Symbolism, Imagery, Allegory
Maniac and Grayson's Christmas is pretty great just as it is. But it gets even better when Grayson gives him a present:
Maniac tore it open—and gaped helplessly when he saw what it was. To anyone else, it was a ratty old scrap of leather, barely recognizable as a baseball glove, fit for the garbage can. But Maniac knew at once this was Grayson's the one he had played with all those years in the Minors. (31.12)
What's more, Maniac knows that Grayson has just passed on a little piece of himself: "Slowly, timidly, as though entering a shrine, the boy's fingers crept into it, flexed, curled the cracked leather, brought it back to shape, to life. He laid the new ball in the pal, pressed glove and ball together, and the glove remembered and gave way and made a pocket for the ball" (31.12).
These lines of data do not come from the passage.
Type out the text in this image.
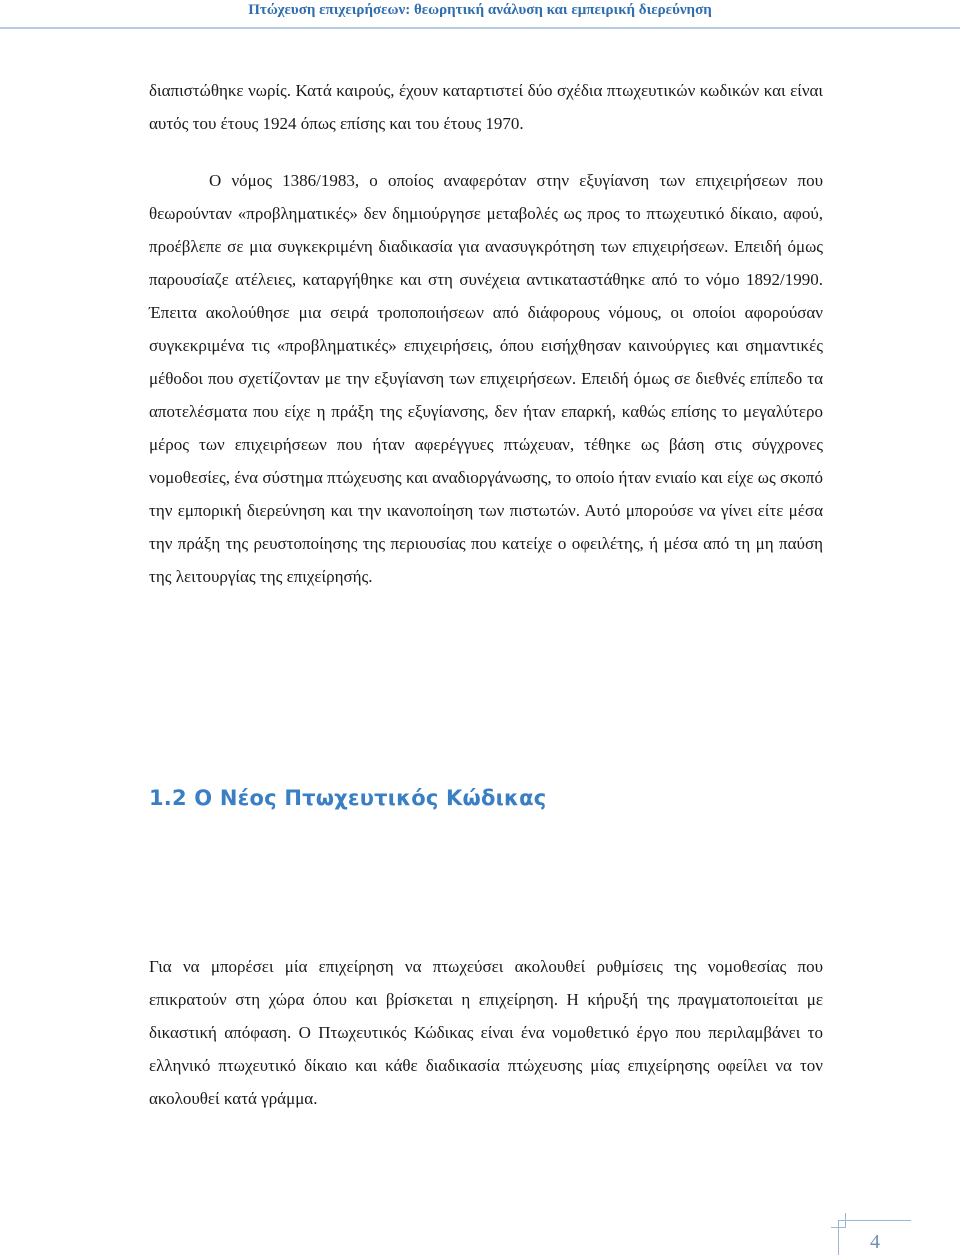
Πτώχευση επιχειρήσεων: θεωρητική ανάλυση και εμπειρική διερεύνηση

διαπιστώθηκε νωρίς. Κατά καιρούς, έχουν καταρτιστεί δύο σχέδια πτωχευτικών κωδικών και είναι αυτός του έτους 1924 όπως επίσης και του έτους 1970.

Ο νόμος 1386/1983, ο οποίος αναφερόταν στην εξυγίανση των επιχειρήσεων που θεωρούνταν «προβληματικές» δεν δημιούργησε μεταβολές ως προς το πτωχευτικό δίκαιο, αφού, προέβλεπε σε μια συγκεκριμένη διαδικασία για ανασυγκρότηση των επιχειρήσεων. Επειδή όμως παρουσίαζε ατέλειες, καταργήθηκε και στη συνέχεια αντικαταστάθηκε από το νόμο 1892/1990. Έπειτα ακολούθησε μια σειρά τροποποιήσεων από διάφορους νόμους, οι οποίοι αφορούσαν συγκεκριμένα τις «προβληματικές» επιχειρήσεις, όπου εισήχθησαν καινούργιες και σημαντικές μέθοδοι που σχετίζονταν με την εξυγίανση των επιχειρήσεων. Επειδή όμως σε διεθνές επίπεδο τα αποτελέσματα που είχε η πράξη της εξυγίανσης, δεν ήταν επαρκή, καθώς επίσης το μεγαλύτερο μέρος των επιχειρήσεων που ήταν αφερέγγυες πτώχευαν, τέθηκε ως βάση στις σύγχρονες νομοθεσίες, ένα σύστημα πτώχευσης και αναδιοργάνωσης, το οποίο ήταν ενιαίο και είχε ως σκοπό την εμπορική διερεύνηση και την ικανοποίηση των πιστωτών. Αυτό μπορούσε να γίνει είτε μέσα την πράξη της ρευστοποίησης της περιουσίας που κατείχε ο οφειλέτης, ή μέσα από τη μη παύση της λειτουργίας της επιχείρησής.

1.2 Ο Νέος Πτωχευτικός Κώδικας

Για να μπορέσει μία επιχείρηση να πτωχεύσει ακολουθεί ρυθμίσεις της νομοθεσίας που επικρατούν στη χώρα όπου και βρίσκεται η επιχείρηση. Η κήρυξή της πραγματοποιείται με δικαστική απόφαση. Ο Πτωχευτικός Κώδικας είναι ένα νομοθετικό έργο που περιλαμβάνει το ελληνικό πτωχευτικό δίκαιο και κάθε διαδικασία πτώχευσης μίας επιχείρησης οφείλει να τον ακολουθεί κατά γράμμα.

4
The ball just fits in the pocket, just like Maniac and Grayson just fit as father and son.
Even after Grayson dies and Maniac takes off on his own, he keeps the glove as physical proof of his family. And throughout the book, Maniac leaves one family behind as he moves to the next, but he protects his memories of Grayson by protecting the glove. When he finds the McNab kids playing around with glove, "using it as a football, punting it back and forth. Maniac exploded" (40.12-13).
For Maniac, that's it: this is when he realizes that he can't make a home with the McNabs. And it's a crucial step in figuring out what his real home looks like—with the Beales.